Entering edit mode
3.8 years ago
kamanovae
▴
100
I am using snakelike to describe the GATK pipeline. Right now my code looks like this:
SAMPLES = glob_wildcards("input_bam/{sample}.bam")
rule all:
input: expand("out/{sample}.AddOrReplaceReadGroups.bam", sample = SAMPLES.sample), expand("out/{sample}.MarkDuplicates.txt", sample = SAMPLES.sample), expand("out/{sample}.MarkDuplicates.bam", sample = SAMPLES.sample), expand("out/{sample}.BaseRecalibrator.txt", sample = SAMPLES.sample)
rule gatk_AddOrReplaceReadGroups:
input: "input_bam/{sample}.bam"
output: "out/{sample}.AddOrReplaceReadGroups.bam"
shell: "./gatk-4.1.9.0/gatk --java-options ""-Xmx30g"" AddOrReplaceReadGroups -I {input} -O {output} -ID group1 -SM NORMAL -PL illumina -LB lib1 -PU unit1"
rule gatk_MarkDuplicates:
input: rules.gatk_AddOrReplaceReadGroups.output
output: output1="out/{sample}.MarkDuplicates.bam", output2="out/{sample}.MarkDuplicates.txt"
shell: "./gatk-4.1.9.0/gatk --java-options ""-Xmx4g"" MarkDuplicates -I {input} -O {output.output1} -M {output.output2} --CREATE_INDEX true"

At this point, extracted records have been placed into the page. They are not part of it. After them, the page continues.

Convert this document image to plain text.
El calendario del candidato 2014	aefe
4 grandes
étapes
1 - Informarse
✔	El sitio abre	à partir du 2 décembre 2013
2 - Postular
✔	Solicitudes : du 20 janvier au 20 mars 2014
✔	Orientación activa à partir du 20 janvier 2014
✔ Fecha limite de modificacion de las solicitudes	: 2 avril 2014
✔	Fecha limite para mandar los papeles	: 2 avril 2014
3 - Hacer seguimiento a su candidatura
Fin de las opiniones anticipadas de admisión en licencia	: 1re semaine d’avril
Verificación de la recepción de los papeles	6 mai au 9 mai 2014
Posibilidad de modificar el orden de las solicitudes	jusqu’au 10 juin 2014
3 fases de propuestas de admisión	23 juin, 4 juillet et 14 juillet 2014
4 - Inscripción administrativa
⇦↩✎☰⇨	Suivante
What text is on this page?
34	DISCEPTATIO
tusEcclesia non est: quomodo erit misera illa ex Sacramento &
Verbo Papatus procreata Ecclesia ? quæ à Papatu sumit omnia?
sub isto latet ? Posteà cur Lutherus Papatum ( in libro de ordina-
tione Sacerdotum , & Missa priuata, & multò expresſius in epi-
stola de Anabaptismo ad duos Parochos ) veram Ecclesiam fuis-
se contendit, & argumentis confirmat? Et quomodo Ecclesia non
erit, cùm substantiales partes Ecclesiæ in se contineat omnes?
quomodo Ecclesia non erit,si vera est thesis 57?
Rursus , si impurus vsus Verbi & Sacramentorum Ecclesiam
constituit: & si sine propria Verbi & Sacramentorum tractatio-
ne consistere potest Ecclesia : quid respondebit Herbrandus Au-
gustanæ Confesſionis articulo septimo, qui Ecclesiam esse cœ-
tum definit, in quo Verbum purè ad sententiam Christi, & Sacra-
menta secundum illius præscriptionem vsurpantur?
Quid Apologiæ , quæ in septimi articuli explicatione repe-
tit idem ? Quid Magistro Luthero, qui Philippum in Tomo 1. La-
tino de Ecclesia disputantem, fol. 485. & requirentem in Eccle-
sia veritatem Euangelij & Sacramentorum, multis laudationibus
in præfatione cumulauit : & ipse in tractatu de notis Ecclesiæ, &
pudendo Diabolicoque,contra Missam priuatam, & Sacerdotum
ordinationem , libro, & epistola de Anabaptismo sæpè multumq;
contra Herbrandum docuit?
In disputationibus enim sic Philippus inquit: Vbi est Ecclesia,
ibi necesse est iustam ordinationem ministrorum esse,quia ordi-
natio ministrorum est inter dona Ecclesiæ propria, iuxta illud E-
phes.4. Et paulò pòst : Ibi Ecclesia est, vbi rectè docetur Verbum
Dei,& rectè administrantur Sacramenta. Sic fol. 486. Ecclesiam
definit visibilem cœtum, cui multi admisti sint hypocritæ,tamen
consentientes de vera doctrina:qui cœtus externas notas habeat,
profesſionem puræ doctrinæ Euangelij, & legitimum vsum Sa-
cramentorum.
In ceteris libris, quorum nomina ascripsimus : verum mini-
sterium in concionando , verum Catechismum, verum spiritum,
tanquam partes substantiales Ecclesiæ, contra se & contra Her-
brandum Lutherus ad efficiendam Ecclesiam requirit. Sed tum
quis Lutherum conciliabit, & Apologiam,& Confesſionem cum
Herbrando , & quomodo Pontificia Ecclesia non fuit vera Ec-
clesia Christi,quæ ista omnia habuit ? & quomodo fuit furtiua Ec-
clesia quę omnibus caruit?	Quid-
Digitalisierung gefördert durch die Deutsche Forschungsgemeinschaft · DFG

rule gatk_BaseRecalibrator:
input: input1="intervals/0000-scattered.bed", input2=rules.gatk_MarkDuplicates.output.output1, input3='ref/ref.fa', input4='dbsnp/dbsnp_150.hg38.vcf.gz'
output: output1="out/{sample}.BaseRecalibrator.txt"
shell: "./gatk --java-options ""-Xmx7680m"" BaseRecalibrator -L {input1} -I {input2} -O {output.output1} -R {input3} --known-sites {input4}"
instead of one file in the gatk_BaseRecalibrator.output1(intervals/0000-scattered.bed) at the entrance, I want to use all the files that I mess up in the intervals folder. How can I do this correctly?